Cities such as Phoenix and Las Vegas continue to expand at a mind-boggling rate, adding thousands of new residents every month. But the amount of water the river delivers in a given year - around 15 million acre-feet - remains unchanging and finite.
Given that growing discrepancy, some are now calling for a new paradigm in approaching growth issues in the region. Essentially, an attorney and a law professor told the Colorado River Water Users Association conference on Thursday, that the time may have arrived to label these and other Western boomtowns mature communities that need stabilization and enhancement - as opposed to continued immigration from the outside.
Land-use attorney Grady Grammage Jr., a former president of the Central Arizona Project board, calls the current status quo in the West irrational, largely because the issues of water and growth planning have historically been kept separate. That, he said, has to end.
There is a relationship between growth in the West and water supplies, he told the gathering of Western water officials. If you don't start talking about it, you're going to lose control of it - either in the courts or at the ballot box.
The public, he noted, is most definitely thinking and talking about it, and is confused by the mixed messages being sent by political leaders. People are being told that there's not enough water to brush their teeth like they want to, then they wonder why you're approving new developments, Grammage said.
The ongoing battle over who gets what out of the Colorado River is a case in point. The lower basin states of California, Arizona and Nevada have developed most, if not all of their water resources from the river, yet continue to be a magnet for transplants from the East, Midwest and south of the border.
That, in turn, leads to an upward spiral in government growth projections, which University of California at Berkeley law professor Antonio Rossman says eventually becomes a self-fulfilling prophecy.
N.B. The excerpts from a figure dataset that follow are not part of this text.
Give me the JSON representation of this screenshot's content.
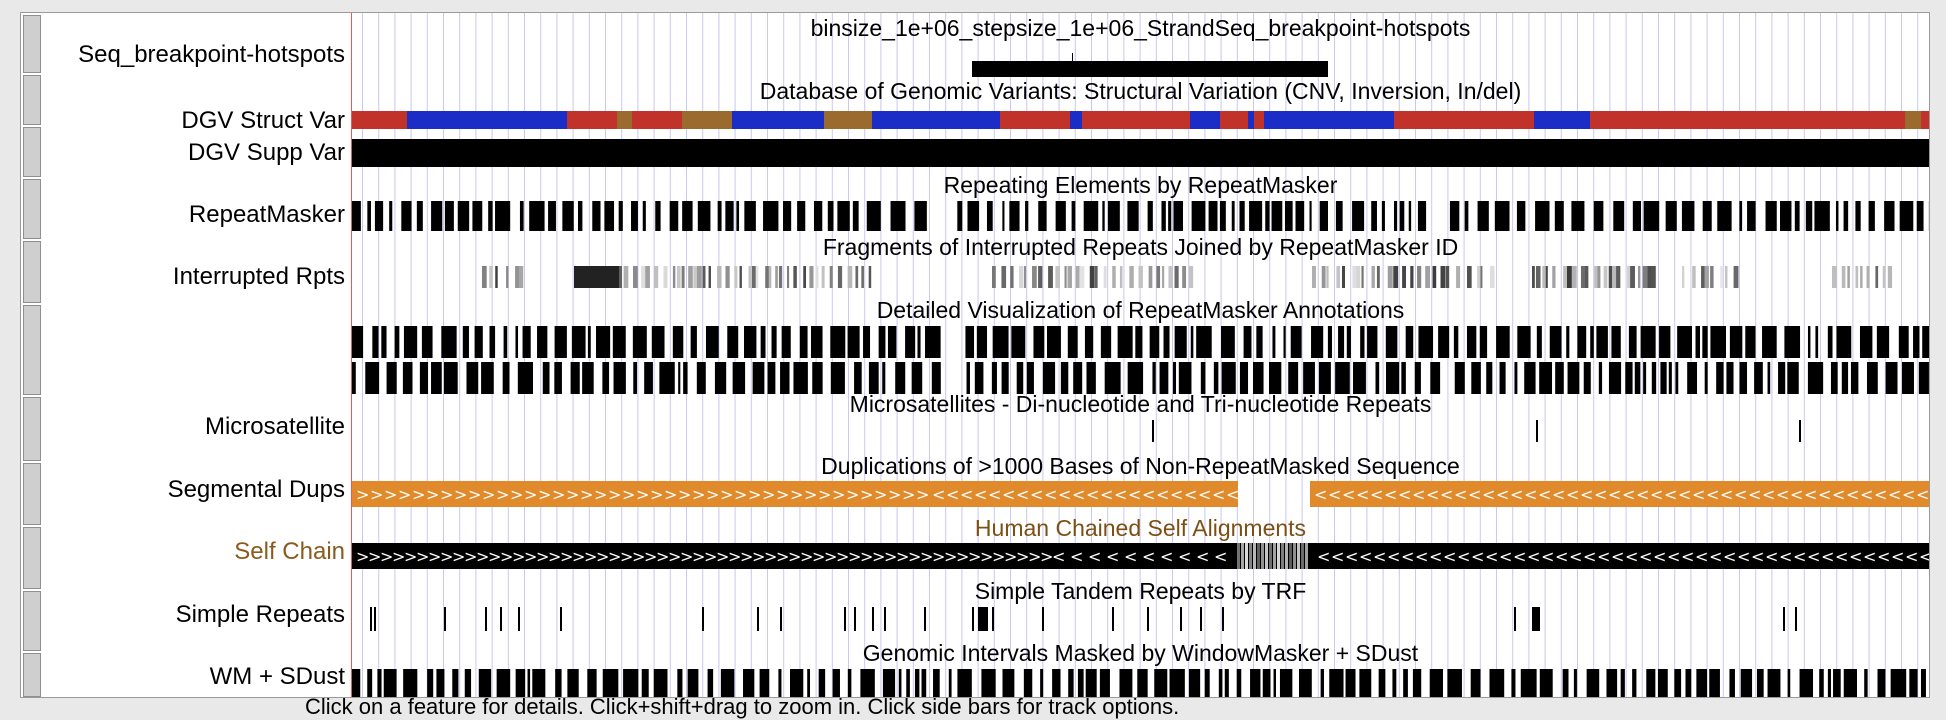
{
  "footer_hint": "Click on a feature for details. Click+shift+drag to zoom in. Click side bars for track options.",
  "colors": {
    "self_chain_label": "#8a5a1e",
    "self_chain_title": "#7d4f14",
    "segdup_orange": "#e08a2c",
    "dgv_red": "#c1322a",
    "dgv_blue": "#1b2dc6",
    "dgv_brown": "#9a6a2e",
    "grid_line": "#c8c8f0"
  },
  "tracks": [
    {
      "id": "hotspots",
      "label": "Seq_breakpoint-hotspots",
      "title": "binsize_1e+06_stepsize_1e+06_StrandSeq_breakpoint-hotspots"
    },
    {
      "id": "dgv-struct",
      "label": "DGV Struct Var",
      "title": "Database of Genomic Variants: Structural Variation (CNV, Inversion, In/del)"
    },
    {
      "id": "dgv-supp",
      "label": "DGV Supp Var",
      "title": ""
    },
    {
      "id": "repeatmasker",
      "label": "RepeatMasker",
      "title": "Repeating Elements by RepeatMasker"
    },
    {
      "id": "interrupted",
      "label": "Interrupted Rpts",
      "title": "Fragments of Interrupted Repeats Joined by RepeatMasker ID"
    },
    {
      "id": "rmsk-detailed",
      "label": "",
      "title": "Detailed Visualization of RepeatMasker Annotations"
    },
    {
      "id": "microsat",
      "label": "Microsatellite",
      "title": "Microsatellites - Di-nucleotide and Tri-nucleotide Repeats"
    },
    {
      "id": "segdups",
      "label": "Segmental Dups",
      "title": "Duplications of >1000 Bases of Non-RepeatMasked Sequence"
    },
    {
      "id": "selfchain",
      "label": "Self Chain",
      "title": "Human Chained Self Alignments"
    },
    {
      "id": "simple-repeats",
      "label": "Simple Repeats",
      "title": "Simple Tandem Repeats by TRF"
    },
    {
      "id": "wm-sdust",
      "label": "WM + SDust",
      "title": "Genomic Intervals Masked by WindowMasker + SDust"
    }
  ]
}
But a recent ruling by the California Court of Appeal has challenged those notions, he told the audience, rejecting the state's environmental assessment of a bay-delta improvement program, which would have increased water supply.
The project's proponents argued that the state's 60 percent population growth projection by 2020 necessitated its development.
But the court wondered, Rossman said, that if there is no water to support the growth, will it occur as projected? Population growth is not an immutable fact of life.
The question, Rossman added, is not whether we have the power to influence future population patterns, but whether we want to attempt its exercise.
Such pronouncements make officials from the upper basin states - Utah, Colorado, Wyoming and New Mexico - uncomfortable. Mainly because the upper basin states believe they still have plenty of room to grow.
This is a legitimate issue in the lower basin because they have developed all of their water, said Larry Anderson, director of the Utah Division of Water Resources, but the upper basin has not.
In Utah, 60 percent of our growth is internal, he added. If we don't develop resources like the Lake Powell pipeline, will it just push the population somewhere else in the state?